Yayınlanan kanunun sadece çevre değil, ülkelerin ekonomik boyuttan da etkileneceğini aktaran Ünal, bu durumun şirketlerin bilançolarına nasıl yansıyacağının tartışıldığını söyledi. Ünal, ”Şirketler artık karbon yönetimini sadece bir çevre sorumluluğu değil, bir sermaye ve finansman aracı olarak görüyor. Bize gelip ‘Emisyon azaltımlarımızı halka arz süreçlerimizde veya şirket değerlememizde bir varlık olarak gösterebilir miyiz?’ diye soruyorlar. Çünkü karbon kredileri ve emisyon ticareti, artık şirket bilançolarında ticarete doğrudan artı veya eksi yazan somut bir finansal değere dönüşüyor” ifadelerini kullandı.
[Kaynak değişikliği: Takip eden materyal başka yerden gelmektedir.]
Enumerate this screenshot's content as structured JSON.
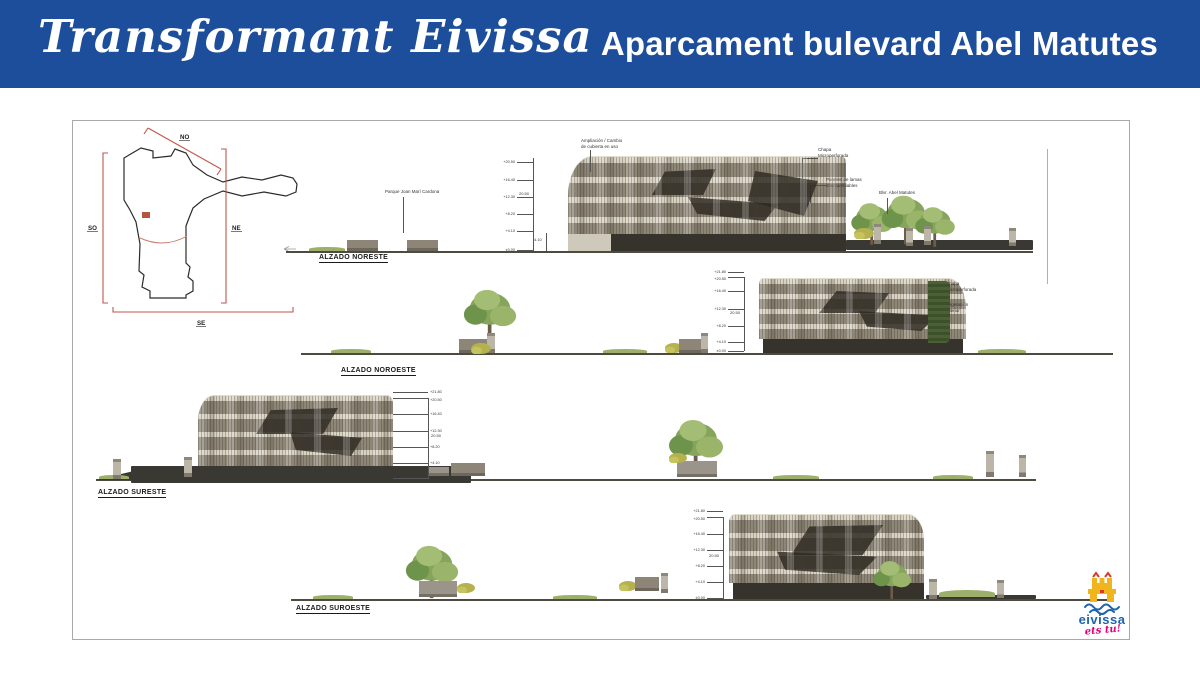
{
  "header": {
    "brand": "Transformant Eivissa",
    "title": "Aparcament bulevard Abel Matutes"
  },
  "site_plan": {
    "label_no": "NO",
    "label_so": "SO",
    "label_ne": "NE",
    "label_se": "SE"
  },
  "elevations": {
    "noreste": {
      "label": "ALZADO NORESTE",
      "levels": [
        "+20.50",
        "+16.40",
        "+12.30",
        "+8.20",
        "+4.10",
        "±0.00"
      ],
      "dim_total": "20.50",
      "dim_ground": "4.10",
      "ann_park": "Parque Joan Marí Cardona",
      "ann_roof_line1": "Ampliación / Cambio",
      "ann_roof_line2": "de cubierta en uso",
      "ann_chapa_line1": "Chapa",
      "ann_chapa_line2": "Microperforada",
      "ann_lamas_line1": "Paneles de lamas",
      "ann_lamas_line2": "intercambiables",
      "ann_boulevard": "Blvr. Abel Matutes"
    },
    "noroeste": {
      "label": "ALZADO NOROESTE",
      "levels": [
        "+21.80",
        "+20.50",
        "+16.40",
        "+12.30",
        "+8.20",
        "+4.10",
        "±0.00"
      ],
      "dim_total": "20.50",
      "ann_chapa_line1": "Chapa",
      "ann_chapa_line2": "Microperforada",
      "ann_veg_line1": "Vegetación",
      "ann_veg_line2": "interior"
    },
    "sureste": {
      "label": "ALZADO SURESTE",
      "levels": [
        "+21.80",
        "+20.50",
        "+16.40",
        "+12.30",
        "+8.20",
        "+4.10",
        "±0.00"
      ],
      "dim_total": "20.50"
    },
    "suroeste": {
      "label": "ALZADO SUROESTE",
      "levels": [
        "+21.80",
        "+20.50",
        "+16.40",
        "+12.30",
        "+8.20",
        "+4.10",
        "±0.00"
      ],
      "dim_total": "20.50"
    }
  },
  "logo": {
    "name": "eivissa",
    "tagline": "ets tu!"
  },
  "colors": {
    "header_bg": "#1d4e9b",
    "facade_light": "#d8d2c3",
    "facade_dark": "#8e8676",
    "base_dark": "#35332c",
    "ground": "#4d4a42",
    "plan_red": "#c0564a",
    "tree_green": "#86a55c",
    "logo_blue": "#1f63ad",
    "logo_yellow": "#f0b41d",
    "logo_pink": "#e5007d"
  }
}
Türk İklim Kanunu sürecinde Brüksel etkisi
İlk oturumun diğer konuşmacısı Dr. Öğr. Üyesi Halil Çeçen, Türk İklim Kanunu’nun kabul sürecinde Avrupa Birliği (AB) müzakerelerinin belirleyiciliği ve ‘Brüksel Etkisi’ kavramını ele aldı.
Çeçen, Avrupa Birliği’nin yalnızca çevresel değil, aynı zamanda ekonomik etkiler doğuran ‘Brüksel Etkisi’ politikasıyla kendi iklim standartlarını diğer ülkelerin hukuk sistemlerine yaydığını ifade etti. Sınırda Karbon Düzenleme Mekanizması’nın (SKDM) Türkiye’yi doğrudan etkileyecek şekilde yürürlüğe girmesinin, AB’nin iç hukukunu ticaret yoluyla Türkiye’ye nasıl yansıttığının en somut göstergesi olduğunu söyledi.

İkinci oturum konuşmacıları kapsamında, Emisyon Ticaret Sistemi üzerine sunum yapmak üzere İklim Değişikliği Uzmanı Okan Uğurlu konuşmasını gerçekleştirdi. Ardından ikinci konuşmacı Arş. Gör. Dr. Numan Sabit Sönmez, ‘Türk Hukukunda Yeşil Finans: Sermaye Piyasası ve Bankacılık Mevzuatının Değerlendirilmesi’ başlıklı sunumunu yaptı.
Son oturumda ise Ekonomist Fatih Dedeoğlu, Türkiye Yeşil Taksonomisi hakkında ve Arş. Gör. Dr. F. Pelin Tokcan, Sürdürülebilirlik Raporlamalarının İklim Kanunu ile İlişkisi hakkında konuşma yaptı.


Oturumun sonunda konuşmacılara plaketleri takdim edilerek program sona erdi.